Arizona Group Wins $240,000 Settle With CSU In Anti-Abortion Speaker Case

SAN DIEGO – On Tuesday, a federal lawsuit brought by attorneys with the Arizona-based Alliance Defending Freedom against California State University–San Marcos came to an end after the university agreed to revise student fee policies and pay more than $240,000. The agreement comes after a federal court ruled last summer that those policies unconstitutionally discriminated against views the university didn’t favor.

Alliance Defending Freedom attorneys filed the lawsuit that prompted the policy and procedure changes on behalf of the campus chapter of Students for Life.

Under the agreement, the CSU chancellor’s office will within 90 days issue a system-wide policy on viewpoint-neutral spending of student association funds on speeches.

The chancellor’s office issued a statement saying the court found the auxiliary’s funding process wasn’t identified or documented adequately but that the court didn’t make any finding that viewpoint discrimination had taken place.

California State University is the largest four-year university system in the United States, with almost half a million students and 23 campuses.

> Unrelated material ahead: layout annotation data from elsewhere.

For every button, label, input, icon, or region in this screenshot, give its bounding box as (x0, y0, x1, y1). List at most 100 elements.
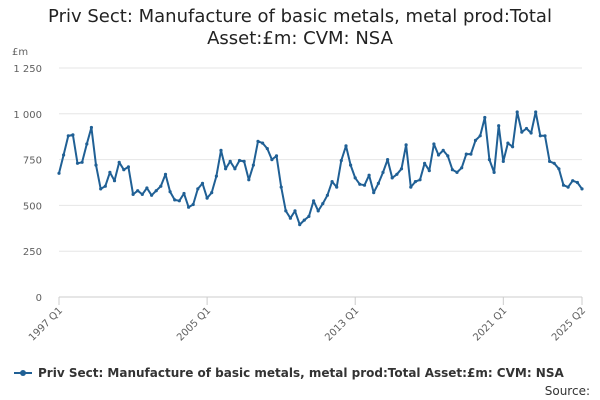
data-point (233, 167, 237, 171)
data-point (436, 153, 441, 157)
data-point (298, 223, 302, 227)
data-point (469, 152, 473, 156)
data-point (145, 186, 149, 190)
data-point (557, 167, 561, 171)
data-point (312, 199, 316, 203)
data-point (66, 134, 70, 138)
data-point (344, 144, 348, 148)
data-point (534, 110, 538, 114)
data-point (538, 134, 542, 138)
data-point (483, 115, 487, 120)
data-point (325, 193, 329, 197)
data-point (515, 110, 519, 114)
data-point (173, 198, 177, 202)
data-point (413, 180, 417, 184)
data-point (321, 202, 325, 206)
data-point (117, 160, 121, 164)
data-point (529, 131, 533, 135)
data-point (372, 191, 376, 195)
data-point (446, 154, 450, 158)
data-point (62, 153, 66, 157)
data-point (423, 161, 427, 165)
data-point (552, 161, 556, 165)
data-point (367, 173, 371, 177)
y-axis-unit-label: £m (12, 47, 28, 58)
data-point (566, 185, 570, 189)
data-point (131, 192, 135, 196)
data-point (251, 163, 255, 167)
data-point (353, 176, 357, 180)
y-tick-label: 500 (23, 201, 42, 212)
data-point (460, 166, 464, 170)
data-point (362, 183, 367, 187)
data-point (501, 159, 505, 163)
data-point (237, 158, 242, 163)
data-point (71, 133, 75, 137)
data-point (427, 169, 431, 173)
y-tick-label: 0 (36, 293, 42, 304)
data-point (103, 184, 107, 188)
data-point (473, 138, 478, 142)
data-point (441, 148, 445, 152)
data-point (126, 165, 130, 169)
data-point (381, 170, 385, 174)
data-point (432, 142, 436, 146)
data-point (279, 185, 283, 189)
data-point (520, 130, 524, 134)
data-point (154, 189, 158, 193)
data-point (224, 167, 228, 171)
data-point (177, 199, 181, 203)
data-point (122, 168, 126, 172)
data-point (395, 172, 399, 176)
data-point (561, 183, 566, 187)
data-point (524, 126, 529, 131)
legend-swatch-icon (14, 367, 32, 379)
data-point (492, 170, 496, 174)
x-tick-label: 2025 Q2 (550, 305, 588, 343)
data-point (242, 159, 246, 163)
data-point (150, 193, 154, 197)
data-point (497, 124, 501, 128)
data-point (455, 170, 459, 174)
data-point (57, 171, 61, 175)
data-point (159, 184, 163, 188)
legend[interactable]: Priv Sect: Manufacture of basic metals, … (14, 366, 564, 380)
data-point (80, 160, 84, 164)
chart-title: Priv Sect: Manufacture of basic metals, … (0, 6, 600, 50)
data-point (399, 167, 404, 171)
chart-title-line-2: Asset:£m: CVM: NSA (207, 28, 393, 49)
data-point (478, 134, 482, 138)
data-point (210, 191, 214, 195)
data-point (219, 148, 223, 152)
data-point (140, 192, 144, 196)
data-point (390, 176, 394, 180)
x-tick-label: 2005 Q1 (175, 305, 213, 343)
data-point (510, 145, 515, 149)
data-point (191, 202, 195, 207)
data-point (205, 196, 209, 200)
data-point (85, 142, 89, 146)
y-tick-label: 750 (23, 156, 42, 167)
x-tick-label: 1997 Q1 (27, 305, 65, 343)
data-point (386, 158, 390, 162)
data-point (75, 161, 80, 165)
x-tick-label: 2021 Q1 (471, 305, 509, 343)
data-point (163, 172, 168, 176)
data-point (349, 163, 353, 167)
x-tick-label: 2013 Q1 (323, 305, 361, 343)
data-point (450, 168, 454, 172)
data-point (168, 190, 172, 194)
data-point (200, 181, 205, 185)
data-point (284, 209, 288, 213)
y-tick-label: 250 (23, 247, 42, 258)
data-point (307, 214, 311, 218)
data-point (487, 158, 491, 162)
data-point (571, 179, 575, 183)
data-point (247, 178, 251, 182)
data-point (580, 187, 584, 191)
data-point (409, 185, 413, 189)
series-group (57, 110, 584, 227)
data-point (330, 180, 334, 184)
source-label: Source: (544, 384, 590, 398)
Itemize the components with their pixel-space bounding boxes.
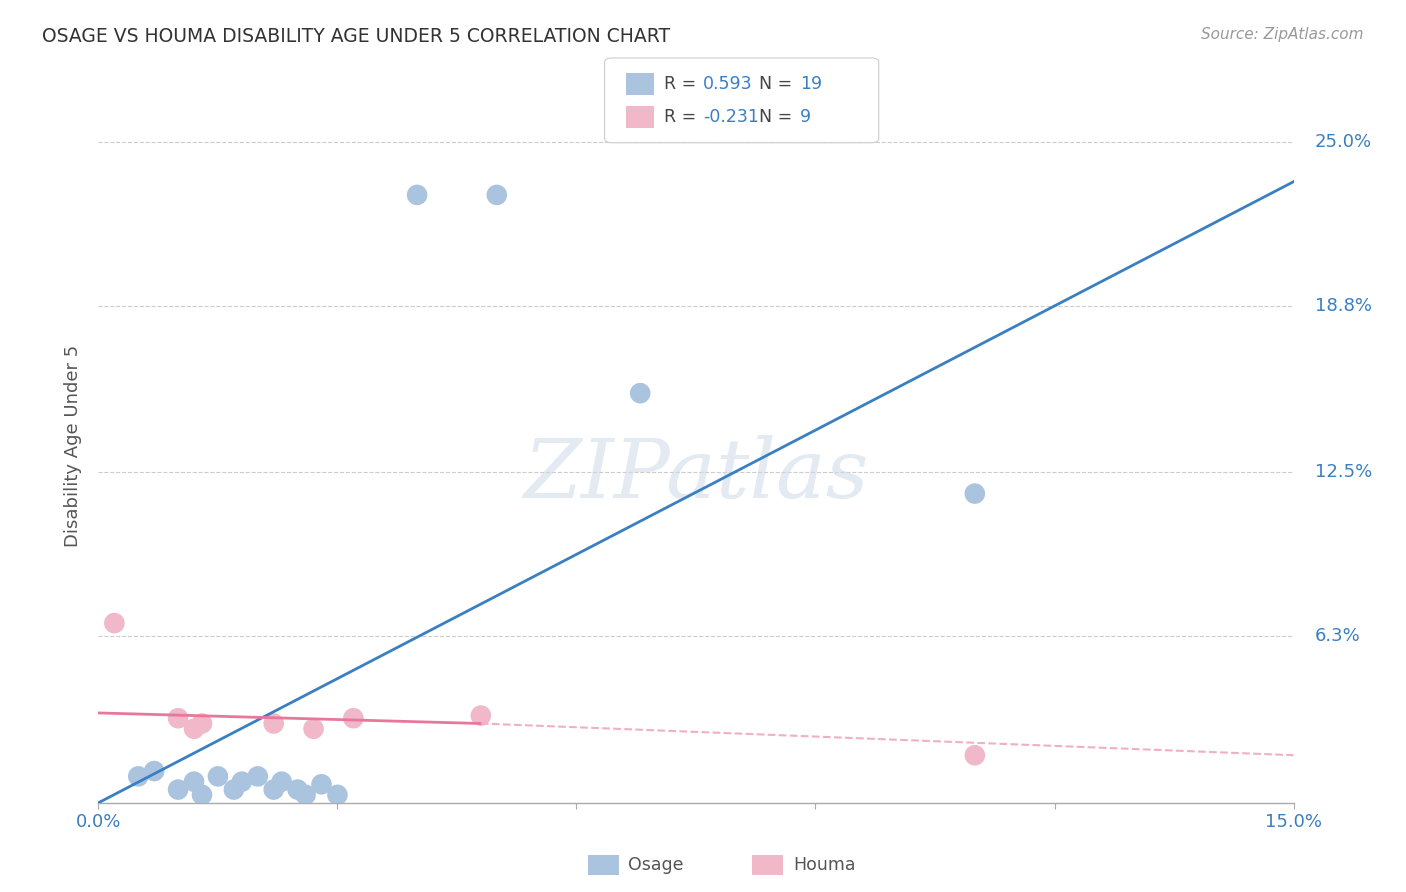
Point — [103, 616, 125, 631]
Text: ZIPatlas: ZIPatlas — [523, 434, 869, 515]
Text: Osage: Osage — [628, 856, 683, 874]
Text: 9: 9 — [800, 108, 811, 126]
Text: R =: R = — [664, 108, 702, 126]
Point — [270, 774, 292, 789]
Point — [470, 708, 492, 723]
Point — [167, 711, 190, 725]
Text: 18.8%: 18.8% — [1315, 297, 1372, 315]
Point — [287, 782, 309, 797]
Text: OSAGE VS HOUMA DISABILITY AGE UNDER 5 CORRELATION CHART: OSAGE VS HOUMA DISABILITY AGE UNDER 5 CO… — [42, 27, 671, 45]
Point — [485, 188, 508, 202]
Point — [143, 764, 166, 778]
Text: Source: ZipAtlas.com: Source: ZipAtlas.com — [1201, 27, 1364, 42]
Point — [231, 774, 253, 789]
Point — [127, 769, 149, 783]
Text: 19: 19 — [800, 75, 823, 93]
Point — [207, 769, 229, 783]
Point — [342, 711, 364, 725]
Text: 6.3%: 6.3% — [1315, 627, 1361, 645]
Text: N =: N = — [759, 75, 799, 93]
Text: 25.0%: 25.0% — [1315, 133, 1372, 151]
Point — [294, 788, 316, 802]
Point — [246, 769, 269, 783]
Point — [263, 782, 285, 797]
Point — [191, 788, 214, 802]
Point — [302, 722, 325, 736]
Point — [963, 748, 986, 763]
Point — [311, 777, 333, 791]
Text: R =: R = — [664, 75, 702, 93]
Point — [222, 782, 245, 797]
Text: N =: N = — [759, 108, 799, 126]
Point — [191, 716, 214, 731]
Text: 12.5%: 12.5% — [1315, 464, 1372, 482]
Text: -0.231: -0.231 — [703, 108, 759, 126]
Point — [167, 782, 190, 797]
Point — [183, 722, 205, 736]
Point — [406, 188, 429, 202]
Point — [326, 788, 349, 802]
Point — [628, 386, 651, 401]
Point — [183, 774, 205, 789]
Text: 0.593: 0.593 — [703, 75, 752, 93]
Point — [963, 486, 986, 500]
Text: Houma: Houma — [793, 856, 855, 874]
Y-axis label: Disability Age Under 5: Disability Age Under 5 — [65, 345, 83, 547]
Point — [263, 716, 285, 731]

In 2017, the Students for Life chapter filed the lawsuit, challenging the university’s funding policies used to fund groups with favored views, according to Alliance Defending Freedom. At the same time, the university prevented a pro-life organization and its campus president, Nathan Apodaca, from accessing student funding to promote their views.

Attorneys noted that the university funded the Gender Equity and the LGBTQA Pride Center with almost $300,000 in mandatory fees while denying Students for Life $500 in funding to host a visiting speaker on “Abortion and Human Equality” to provide a contrasting view.

In August 2019, a federal district court struck down the CSU–San Marcos policy of “back room deliberations” that lead to unequal treatment of student groups and directed both sides to reach an agreement on the policy issues raised in the lawsuit.

CSU–San Marcos has more than 100 recognized student groups. In the 2016-2017 academic year, the Gender Equity Center and the LGBQTA Pride Center received a combined $296,498 to funds its activities—57 times more than all other 100 student groups combined—compared to the less than $6,000 that was actually distributed to all 100 other student groups.

During the same school year, Students for Life applied for a $500 “Leadership Funding” grant to host pro-life speaker and University of North Carolina–Wilmington Professor Mike Adams to provide an alternative view. Even though Apodaca and other Students for Life members paid the same mandatory student activity fees that all students pay as a condition of enrollment, he and his pro-life peers were denied equal access to those fees to bring Adams to campus.

“We’re pleased that the court recognized the right of all students to be free from discrimination based on their viewpoint and that, as a result, the Cal State system will better align with the ‘inclusiveness’ and ‘individual and cultural diversity’ it touts within its community,” said ADF Senior Counsel Tyson Langhofer, director of the ADF Center for Academic Freedom in a press release. “Today’s college students will be tomorrow’s legislators, judges, commissioners, and voters, and Cal-State San Marcos now understands that it can’t force student citizens to pay for advocacy of views the university decides are orthodox while effectively excluding funding for competing views. There can be no marketplace of ideas where the government favors certain views and suppresses others.”

“Public universities have no right to use their power, including mandatory student fees, to restrict or silence speech they don’t like,” said Kristan Hawkins, president of Students for Life of America. “Because of the initiative and courage of student leaders at Cal State–San Marcos, pro-life students at public universities across California will benefit from the administration’s policy reversal. Pro-life students should have every opportunity available to them that pro-abortion students have, and anything less is a failure on the part of the university to abide by the First Amendment.”